The rising unemployability crisis in Nigeria has been attributed to the country’s low quality and standards of the educational system. This has created a shortfall in the adequately skilled and educated workforce among the youth, which is identified as one of the major constraints to the country’s growth and development. Charles Nwodo, executive chairman of XL Africa Group and founder of the Knowledge Exchange Centre (KEC), has called for a pedagogical change; the reconfiguration of the curriculum and teaching methods are used in Nigeria’s universities to better equip graduates for the evolving demands of the economy and the global labour market.
KEC aims to empower youths with the necessary skills.

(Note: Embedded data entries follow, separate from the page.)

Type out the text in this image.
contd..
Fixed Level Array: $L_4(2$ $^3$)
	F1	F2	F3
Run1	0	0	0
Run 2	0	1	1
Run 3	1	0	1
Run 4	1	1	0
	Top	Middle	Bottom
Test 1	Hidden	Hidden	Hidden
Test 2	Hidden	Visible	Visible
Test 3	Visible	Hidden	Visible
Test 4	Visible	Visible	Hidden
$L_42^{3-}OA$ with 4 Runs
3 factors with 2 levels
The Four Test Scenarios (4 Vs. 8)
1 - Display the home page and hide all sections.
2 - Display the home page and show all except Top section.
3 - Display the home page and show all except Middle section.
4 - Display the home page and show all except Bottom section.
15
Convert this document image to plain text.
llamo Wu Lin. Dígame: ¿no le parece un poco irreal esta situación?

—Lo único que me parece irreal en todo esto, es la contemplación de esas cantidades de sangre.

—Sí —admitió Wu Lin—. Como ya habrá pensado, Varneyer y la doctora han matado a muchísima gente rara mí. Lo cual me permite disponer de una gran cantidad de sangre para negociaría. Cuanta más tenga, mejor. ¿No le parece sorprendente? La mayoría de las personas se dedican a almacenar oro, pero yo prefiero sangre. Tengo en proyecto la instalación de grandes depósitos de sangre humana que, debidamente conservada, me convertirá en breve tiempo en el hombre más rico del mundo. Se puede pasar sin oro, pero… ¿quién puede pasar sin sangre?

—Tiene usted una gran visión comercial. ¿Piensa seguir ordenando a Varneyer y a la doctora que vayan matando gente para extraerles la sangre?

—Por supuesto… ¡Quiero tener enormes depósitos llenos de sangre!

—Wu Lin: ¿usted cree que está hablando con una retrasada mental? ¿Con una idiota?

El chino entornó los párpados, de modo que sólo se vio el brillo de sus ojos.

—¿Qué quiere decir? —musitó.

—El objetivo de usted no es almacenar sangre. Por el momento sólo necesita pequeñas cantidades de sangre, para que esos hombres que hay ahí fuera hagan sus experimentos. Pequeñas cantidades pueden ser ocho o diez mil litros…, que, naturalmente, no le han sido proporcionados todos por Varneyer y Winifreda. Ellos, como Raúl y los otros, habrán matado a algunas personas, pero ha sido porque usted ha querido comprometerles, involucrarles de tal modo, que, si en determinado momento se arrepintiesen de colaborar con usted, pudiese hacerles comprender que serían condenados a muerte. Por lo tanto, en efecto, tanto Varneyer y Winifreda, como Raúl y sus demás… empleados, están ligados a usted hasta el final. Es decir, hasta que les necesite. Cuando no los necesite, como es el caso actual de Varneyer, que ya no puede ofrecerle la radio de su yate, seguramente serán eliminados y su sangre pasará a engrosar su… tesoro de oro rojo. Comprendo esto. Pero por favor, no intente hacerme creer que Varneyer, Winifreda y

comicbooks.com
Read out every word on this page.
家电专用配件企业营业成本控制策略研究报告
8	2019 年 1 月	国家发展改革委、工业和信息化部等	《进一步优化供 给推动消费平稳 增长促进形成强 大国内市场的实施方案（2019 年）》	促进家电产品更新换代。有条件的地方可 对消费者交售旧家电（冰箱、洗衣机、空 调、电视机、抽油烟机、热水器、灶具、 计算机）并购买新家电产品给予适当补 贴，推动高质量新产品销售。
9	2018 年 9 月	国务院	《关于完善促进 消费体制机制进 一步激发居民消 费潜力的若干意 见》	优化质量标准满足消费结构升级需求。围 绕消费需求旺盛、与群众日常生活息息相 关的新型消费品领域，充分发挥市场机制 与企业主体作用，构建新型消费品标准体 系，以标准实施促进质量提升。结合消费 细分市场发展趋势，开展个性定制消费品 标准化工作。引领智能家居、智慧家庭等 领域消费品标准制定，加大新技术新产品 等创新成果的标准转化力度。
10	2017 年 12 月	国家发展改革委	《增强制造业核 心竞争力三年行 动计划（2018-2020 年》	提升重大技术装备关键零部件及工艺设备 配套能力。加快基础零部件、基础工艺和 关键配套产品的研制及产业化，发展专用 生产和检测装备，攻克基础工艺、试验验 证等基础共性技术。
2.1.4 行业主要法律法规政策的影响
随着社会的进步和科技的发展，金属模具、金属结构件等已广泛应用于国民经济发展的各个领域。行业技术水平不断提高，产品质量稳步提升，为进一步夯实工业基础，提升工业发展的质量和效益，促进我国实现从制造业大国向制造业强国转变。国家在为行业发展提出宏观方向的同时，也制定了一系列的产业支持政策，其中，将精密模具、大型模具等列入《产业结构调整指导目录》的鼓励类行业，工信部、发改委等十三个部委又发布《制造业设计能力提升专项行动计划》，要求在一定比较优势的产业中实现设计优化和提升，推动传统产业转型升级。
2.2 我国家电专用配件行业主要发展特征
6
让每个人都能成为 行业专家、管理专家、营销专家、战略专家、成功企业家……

He said that the KEC’s Graduate Advancement Programme (GAP), now in its sixth cohort, is an initiative designed to improve the employability of young graduates in Nigeria by providing them with the knowledge and skills required to make them employable in the workforce of the future at no cost to the participants. Out of the thousands of candidates that applied from all around Nigeria, representing a wide range of academic majors and professional interests, only 102 were chosen to participate in the program.
The program is meant to equip young people with a clear roadmap and enhance their skills and all other professional qualities needed to secure a job, start their businesses, and become employers in the near future. This will help replenish the country’s talented minds, especially in the digital space. While addressing the trainees, Nwodo said the program was created in 2014 as part of the Corporate Social Responsibility (CSR) vehicle of XL Africa Group effort to create a structured and sustainable model to empower young graduates with life-changing and future-focused employability skills, which would help reduce unemployment and underemployment in Nigeria.
Current government needs to enhance the development curriculum.
Nwodo claims that a significant number of Nigerians have graduated from the GAP network training offered by the KEC since the program’s inception. Those in charge of curriculum development and education planning, on the one hand, and the organized private sector and employers of labour on the other, need to work together and coordinate their efforts to meet the pressing need for regular changes to the elements of the country’s educational policies. The government, together with higher education institutions and legislators, needs to ensure that youth are equipped with the skills and knowledge required in the modern workforce.
Dr. Akinwumi Adesina, president of the African Development Bank (AfDB), also lamented the high rate of unemployment among Nigerians, claiming that 40% of young people were out of work. He disclosed this at a lecture in Lagos. Nigeria’s future hinges on what it does with its vibrant young population today. It is essential for Nigeria, the region, and the rest of the world to turn this demographic advantage into a top-notch and highly skilled workforce.
Investments in youth should be prioritized for more development.
He further claims that there is a pressing need to prioritize investments in youth. This would involve, among other things, preparing young people for jobs of the future rather than jobs of the past, shifting the focus from so-called youth empowerment to youth investment, and providing young people with a voice in social and political arenas so that they can contribute to the advancement of the country; while ensuring that the government generates wealth based on the labor of young people.